Strategies to Mitigate Reliability Bias
Model Selection after Training and Optimization
Engineers should use a multi-objective criterion that considers accuracy and reliability bias to select models with high accuracy and low bias after training or pruning. We propose that engineers set a tolerance that controls the drop in accuracy from the maximum value, thus using accuracy as a satisficing metric while minimizing reliability bias. The tolerance value should be determined from application requirements. If model training is followed by pruning, a few top models should be selected for pruning using high accuracy and low bias + high accuracy strategies.
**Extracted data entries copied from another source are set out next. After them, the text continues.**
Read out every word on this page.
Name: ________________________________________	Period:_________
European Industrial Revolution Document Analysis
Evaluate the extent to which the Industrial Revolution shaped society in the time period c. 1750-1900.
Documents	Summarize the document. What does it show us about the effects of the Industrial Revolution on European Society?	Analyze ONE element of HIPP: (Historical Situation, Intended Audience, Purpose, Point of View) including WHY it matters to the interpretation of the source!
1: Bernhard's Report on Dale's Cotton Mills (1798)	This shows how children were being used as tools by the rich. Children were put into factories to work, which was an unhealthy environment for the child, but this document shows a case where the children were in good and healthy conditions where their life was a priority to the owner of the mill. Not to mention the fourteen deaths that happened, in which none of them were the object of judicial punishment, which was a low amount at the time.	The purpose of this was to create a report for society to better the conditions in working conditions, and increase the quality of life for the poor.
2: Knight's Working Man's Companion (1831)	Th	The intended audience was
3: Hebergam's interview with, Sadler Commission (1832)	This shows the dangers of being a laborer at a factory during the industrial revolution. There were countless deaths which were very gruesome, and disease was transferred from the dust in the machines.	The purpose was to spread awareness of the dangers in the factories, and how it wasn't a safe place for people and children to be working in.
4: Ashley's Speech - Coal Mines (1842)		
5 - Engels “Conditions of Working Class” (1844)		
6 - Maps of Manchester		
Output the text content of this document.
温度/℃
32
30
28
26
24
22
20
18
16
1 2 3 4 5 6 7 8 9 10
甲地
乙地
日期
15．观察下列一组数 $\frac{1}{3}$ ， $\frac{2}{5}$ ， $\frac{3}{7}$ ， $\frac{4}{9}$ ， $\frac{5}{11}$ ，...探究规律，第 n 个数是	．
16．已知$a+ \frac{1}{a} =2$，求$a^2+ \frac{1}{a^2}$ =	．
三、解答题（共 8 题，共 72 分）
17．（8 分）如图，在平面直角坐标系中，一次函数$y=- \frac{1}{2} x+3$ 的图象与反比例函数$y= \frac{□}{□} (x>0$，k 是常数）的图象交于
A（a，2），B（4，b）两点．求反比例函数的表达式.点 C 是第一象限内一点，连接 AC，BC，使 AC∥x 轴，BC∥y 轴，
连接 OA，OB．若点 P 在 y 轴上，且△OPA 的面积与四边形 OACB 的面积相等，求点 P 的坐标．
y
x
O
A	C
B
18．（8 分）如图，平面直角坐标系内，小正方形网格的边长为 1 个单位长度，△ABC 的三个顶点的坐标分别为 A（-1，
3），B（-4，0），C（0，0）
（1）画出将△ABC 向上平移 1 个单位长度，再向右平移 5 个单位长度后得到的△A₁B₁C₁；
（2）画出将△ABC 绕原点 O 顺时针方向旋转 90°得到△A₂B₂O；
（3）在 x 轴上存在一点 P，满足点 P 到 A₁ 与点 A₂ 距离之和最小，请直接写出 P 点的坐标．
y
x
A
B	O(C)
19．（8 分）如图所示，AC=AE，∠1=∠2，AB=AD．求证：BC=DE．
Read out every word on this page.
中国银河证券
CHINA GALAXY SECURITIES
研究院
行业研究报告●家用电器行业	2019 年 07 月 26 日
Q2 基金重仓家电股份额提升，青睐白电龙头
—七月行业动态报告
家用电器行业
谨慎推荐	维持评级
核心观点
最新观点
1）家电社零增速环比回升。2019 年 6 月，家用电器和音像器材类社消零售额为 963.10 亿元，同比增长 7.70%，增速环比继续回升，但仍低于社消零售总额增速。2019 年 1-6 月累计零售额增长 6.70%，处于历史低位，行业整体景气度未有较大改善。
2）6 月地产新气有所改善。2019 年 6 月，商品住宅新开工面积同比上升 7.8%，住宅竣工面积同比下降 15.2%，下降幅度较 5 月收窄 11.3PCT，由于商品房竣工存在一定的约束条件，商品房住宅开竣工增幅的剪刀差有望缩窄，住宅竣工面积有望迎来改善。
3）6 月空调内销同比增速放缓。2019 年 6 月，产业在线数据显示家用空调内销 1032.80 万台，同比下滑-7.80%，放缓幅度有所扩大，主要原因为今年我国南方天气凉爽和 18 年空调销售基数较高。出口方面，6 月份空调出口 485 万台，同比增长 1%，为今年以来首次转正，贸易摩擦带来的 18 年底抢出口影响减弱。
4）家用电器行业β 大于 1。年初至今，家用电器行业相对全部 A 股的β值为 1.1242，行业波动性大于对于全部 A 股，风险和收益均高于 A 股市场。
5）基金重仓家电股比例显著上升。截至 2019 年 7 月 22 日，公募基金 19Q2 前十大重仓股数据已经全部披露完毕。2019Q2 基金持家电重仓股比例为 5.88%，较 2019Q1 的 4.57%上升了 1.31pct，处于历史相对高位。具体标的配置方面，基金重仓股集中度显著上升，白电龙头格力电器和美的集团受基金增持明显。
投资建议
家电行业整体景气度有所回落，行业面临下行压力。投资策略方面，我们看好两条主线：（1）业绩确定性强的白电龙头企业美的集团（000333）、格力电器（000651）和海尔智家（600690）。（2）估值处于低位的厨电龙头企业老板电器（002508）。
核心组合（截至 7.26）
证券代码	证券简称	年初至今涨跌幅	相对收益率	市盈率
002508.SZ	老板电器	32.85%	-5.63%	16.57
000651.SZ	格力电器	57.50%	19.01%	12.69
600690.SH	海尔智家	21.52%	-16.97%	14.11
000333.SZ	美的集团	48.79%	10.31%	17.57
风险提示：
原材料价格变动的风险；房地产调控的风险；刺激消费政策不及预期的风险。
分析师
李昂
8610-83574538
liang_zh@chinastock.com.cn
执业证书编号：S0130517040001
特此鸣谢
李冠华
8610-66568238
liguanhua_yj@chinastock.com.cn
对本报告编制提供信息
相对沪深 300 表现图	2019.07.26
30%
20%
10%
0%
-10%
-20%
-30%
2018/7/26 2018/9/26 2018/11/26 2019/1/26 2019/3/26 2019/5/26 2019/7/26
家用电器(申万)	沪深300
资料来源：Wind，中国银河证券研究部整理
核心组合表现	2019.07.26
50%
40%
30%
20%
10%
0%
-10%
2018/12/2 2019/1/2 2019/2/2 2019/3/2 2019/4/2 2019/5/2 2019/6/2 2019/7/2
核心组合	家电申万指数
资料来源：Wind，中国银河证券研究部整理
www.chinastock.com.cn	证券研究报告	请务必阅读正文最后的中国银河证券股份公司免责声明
Supporting Design Decisions with Targeted Experimentation
Iterating over pre-processing and pruning parameters during model training and optimization can achieve high accuracy and low bias. Still, it comes at a cost of computational resources, time, and energy. To mitigate bias while considering computational costs, we propose a reduced set of design choice values based on our experiments that engineers should iterate over during model development. By targeting specific values, engineers can train fewer models and conduct limited training and pruning experiments. This data-driven approach to targeted experimentation provides a feasible strategy to select on-device ML models with good accuracy and low bias.
Between the lines
The prevalence of on-device ML applications in everyday consumer devices and the potential consequences of biased systems make it necessary to study bias in on-device ML. Where cloud-based studies of bias in ML abstract away resource considerations, hardware, compute, and power limitations pose real constraints in on-device ML settings. These constraints affect predictive performance and, as this paper shows, can lead to systematic performance variation across user groups. This paper termed these variations as reliability bias. The findings emphasize that careful design choices can mitigate reliability bias. This emphasizes the importance of responsible design practice and engineers’ role in building fairer systems. While the study focuses on predictive accuracy, system efficiency should also be considered a variable across which systematic performance differences can occur. System efficiency impacts power consumption and device battery life, and reliability bias can lead to disparities along these dimensions. Future research should extend the study to different data modalities and investigate reliability bias in other learning tasks.